Maneuverability and safe handling techniques are enhanced because the gun is controlled by up to three points of body contact directing the gun. Depending on the user, the balance and dimensions of the gun can be custom-tailored to achieve optimum fit to the primary operator. However, the default may be to the smallest user to ensure maximum utility.
Accessorizing the pistol-caliber carbine to enhance its usefulness has a near-infinite number of options. Lights, lasers, sights, slings and other attachments abound. One should be careful in the selection of options, however, making sure to choose what is needed and leaving what is not necessary on the shelf. Weight and dimensions can be detriments, particularly over extended periods of use. Along those lines, it is a good idea for a PCC to have a sling, which will enable the user to secure the firearm without losing contact with it. The sling for a long gun often serves as a holster does for a handgun in that the sling is an essential item when it is necessary to go hands-free.
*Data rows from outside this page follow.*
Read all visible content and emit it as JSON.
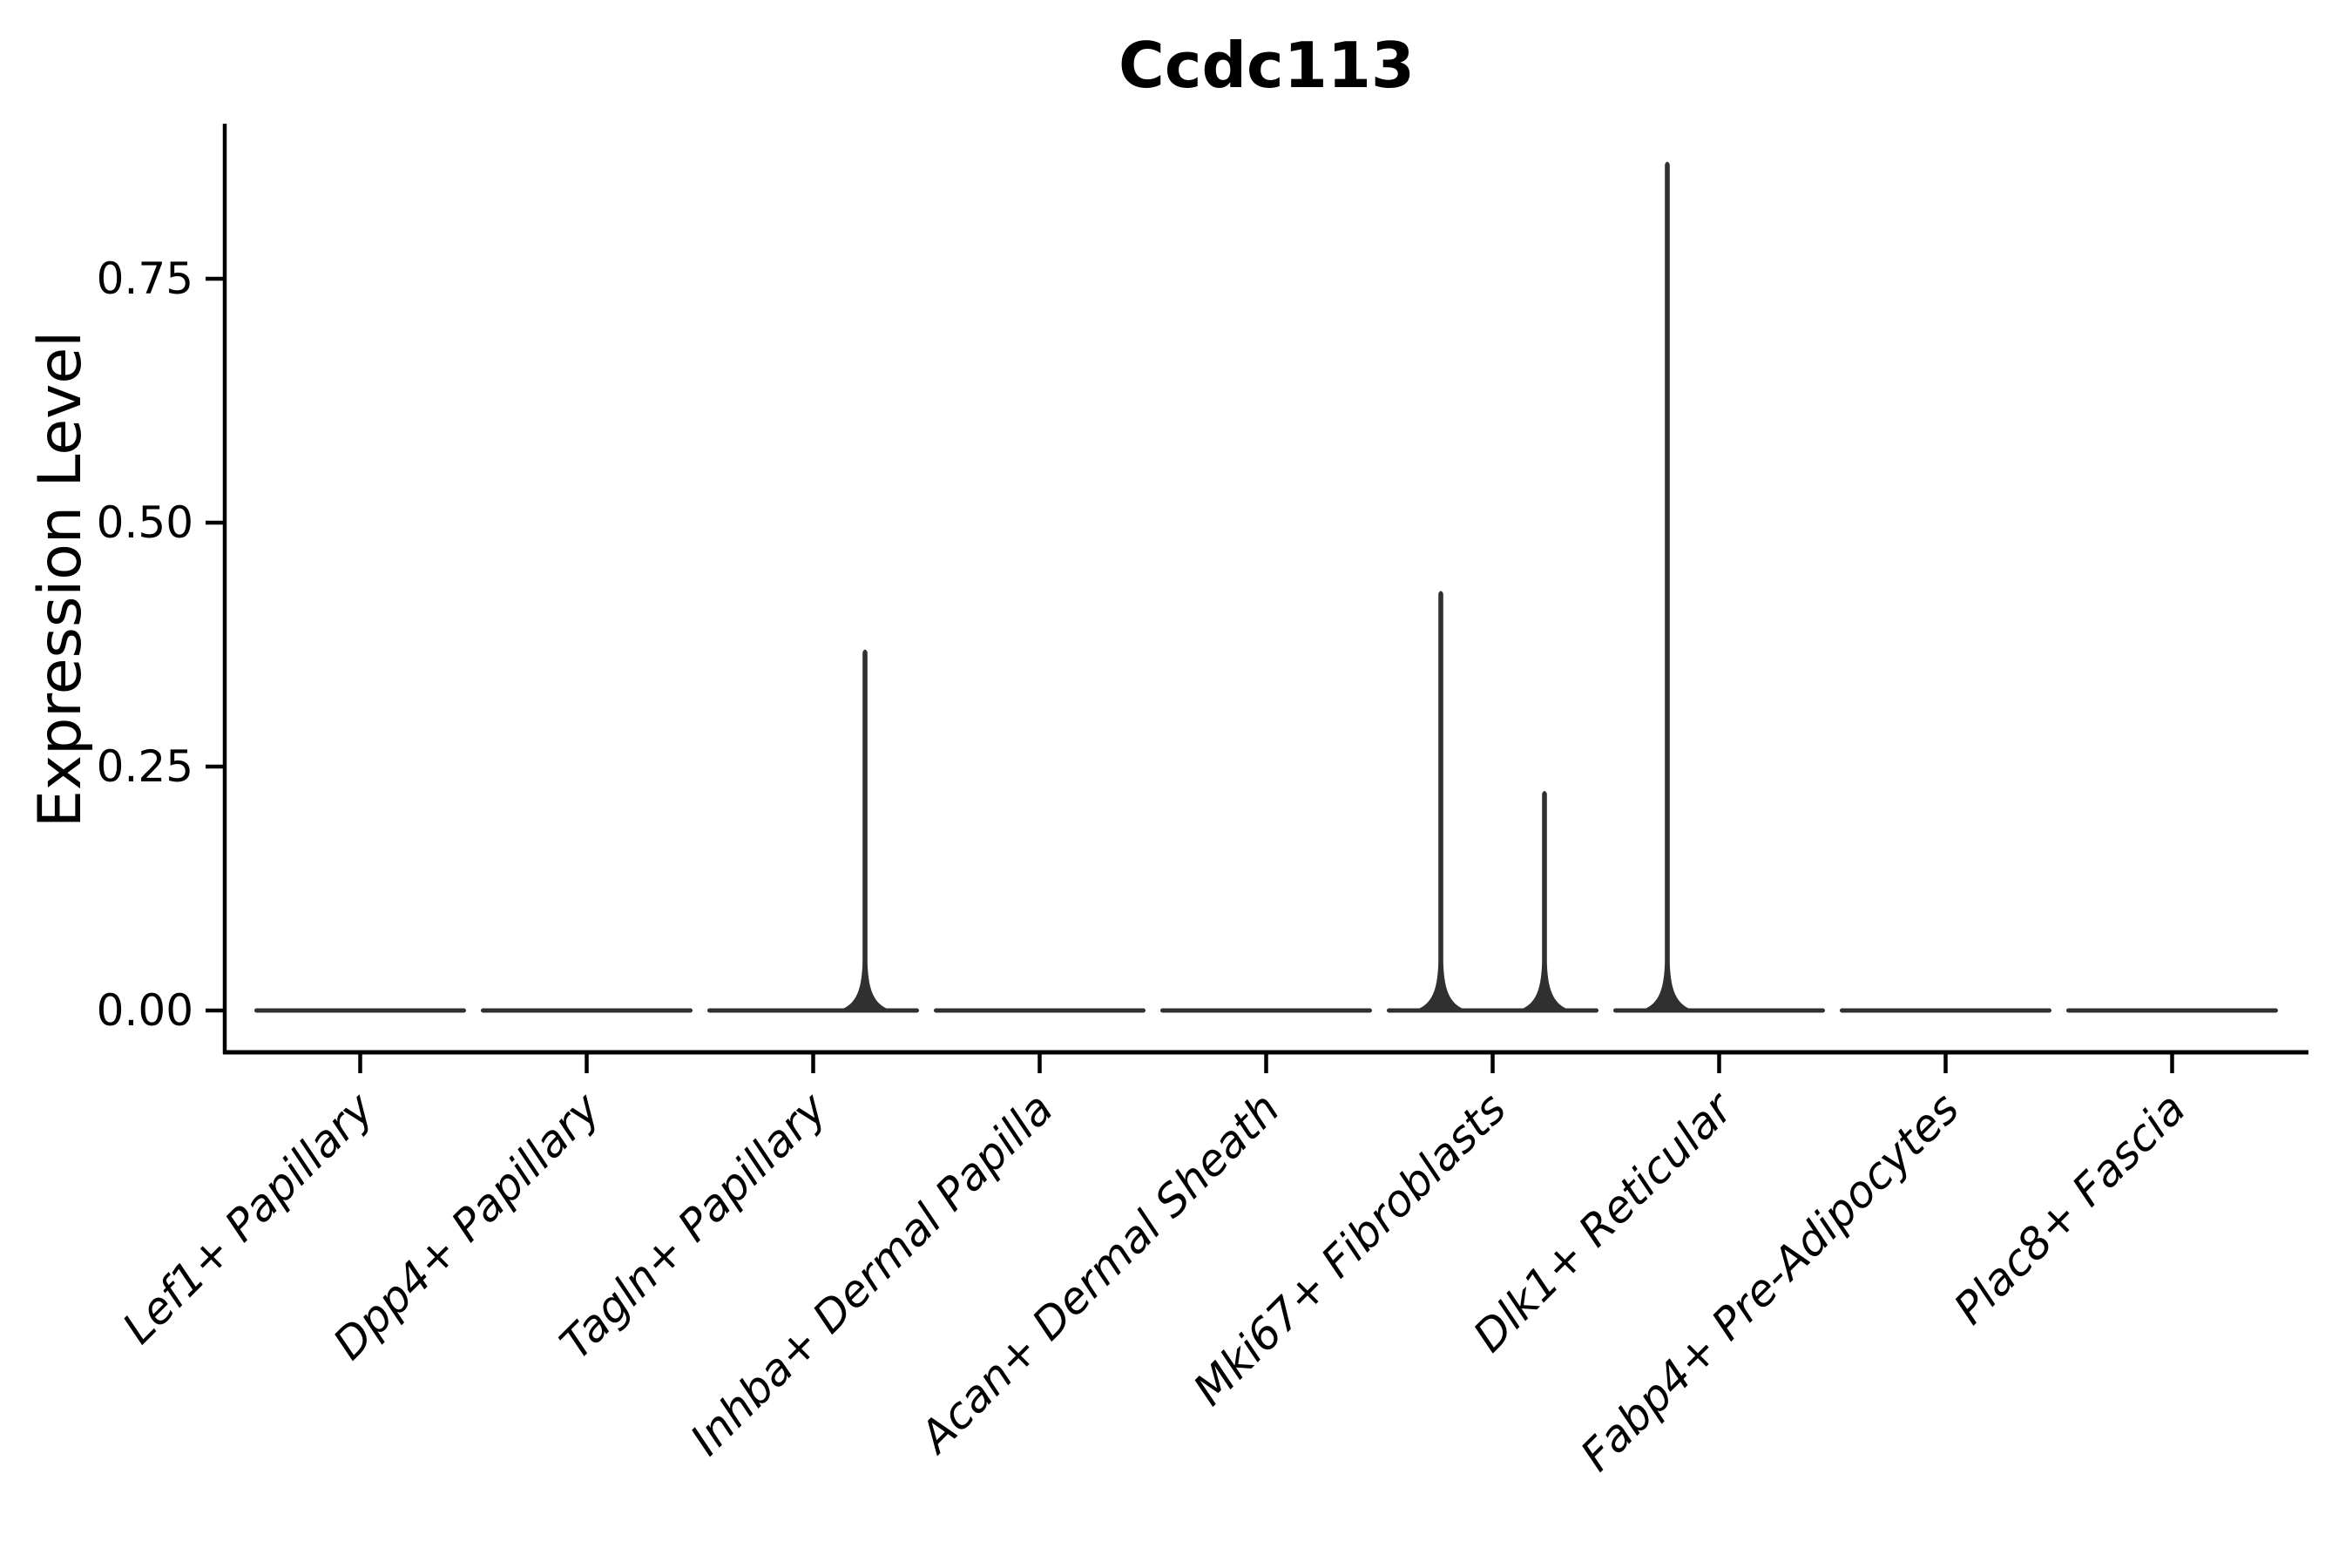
{
  "chart_data": {
    "type": "violin",
    "title": "Ccdc113",
    "ylabel": "Expression Level",
    "xlabel": "",
    "ytick_labels": [
      "0.00",
      "0.25",
      "0.50",
      "0.75"
    ],
    "ytick_values": [
      0.0,
      0.25,
      0.5,
      0.75
    ],
    "ylim": [
      -0.043,
      0.909
    ],
    "grid": "off",
    "legend": "none",
    "x_tick_rotation_deg": 45,
    "x_label_font_style": "italic",
    "categories": [
      "Lef1+ Papillary",
      "Dpp4+ Papillary",
      "Tagln+ Papillary",
      "Inhba+ Dermal Papilla",
      "Acan+ Dermal Sheath",
      "Mki67+ Fibroblasts",
      "Dlk1+ Reticular",
      "Fabp4+ Pre-Adipocytes",
      "Plac8+ Fascia"
    ],
    "violins": [
      {
        "category": "Lef1+ Papillary",
        "baseline_value": 0.0,
        "spikes": []
      },
      {
        "category": "Dpp4+ Papillary",
        "baseline_value": 0.0,
        "spikes": []
      },
      {
        "category": "Tagln+ Papillary",
        "baseline_value": 0.0,
        "spikes": [
          {
            "side": "right",
            "value": 0.37
          }
        ]
      },
      {
        "category": "Inhba+ Dermal Papilla",
        "baseline_value": 0.0,
        "spikes": []
      },
      {
        "category": "Acan+ Dermal Sheath",
        "baseline_value": 0.0,
        "spikes": []
      },
      {
        "category": "Mki67+ Fibroblasts",
        "baseline_value": 0.0,
        "spikes": [
          {
            "side": "left",
            "value": 0.43
          },
          {
            "side": "right",
            "value": 0.225
          }
        ]
      },
      {
        "category": "Dlk1+ Reticular",
        "baseline_value": 0.0,
        "spikes": [
          {
            "side": "left",
            "value": 0.87
          }
        ]
      },
      {
        "category": "Fabp4+ Pre-Adipocytes",
        "baseline_value": 0.0,
        "spikes": []
      },
      {
        "category": "Plac8+ Fascia",
        "baseline_value": 0.0,
        "spikes": []
      }
    ],
    "colors": {
      "violin": "#303030",
      "axis": "#000000",
      "text": "#000000",
      "background": "#ffffff"
    }
  }
}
Although the short-barreled rifle and the AR-style pistol can be purchased in rifle calibers such as the 5.56 or .223 Remington, the pistol-caliber cartridges tend to be more compatible for home defense. A major reason for this is what happens at the muzzle when the gun is fired, especially in an enclosed space such as a hallway or bedroom. Rifle cartridges are designed to be fired in longer barrels, which will maximize the energy potential of the propellant charge. They are also loaded to higher pressures than pistol cartridges.
In a short barrel, much of the propellant is burned outside of the muzzle, which generates large amounts of both flash and blast. This can be deafening and disorientating in a confined area. Added to that phenomenon is the sound that is created by the bullet traveling at supersonic speeds. Even with the addition of a sound suppressor, the report from the muzzle of just one round fired is enough to distract and disorient anyone close by.
Conversely, pistol calibers such as the 9mm Parabellum, .40 S&W, 10mm Automatic and .45 ACP can all be purchased in subsonic loadings for defensive purposes, which will significantly attenuate the noise, flash and blast at the muzzle. With the addition of a quality suppressor, the noise generated by the pistol-caliber carbine or similar firearm is negligible for one or multiple shots.
A Solid Selection for any Home
The pistol-caliber carbine is a good all-around choice for anyone who needs a firearm for home- and personal-defense purposes. It is a viable option for the one-gun family and has the benefits of both a handgun and a rifle. Atop that, having the knowledge and ability to effectively teach the concepts and techniques of the pistol-caliber carbine adds a useful dimension to any firearms instructor’s curriculum. And aside from that, boy is it ever fun to shoot!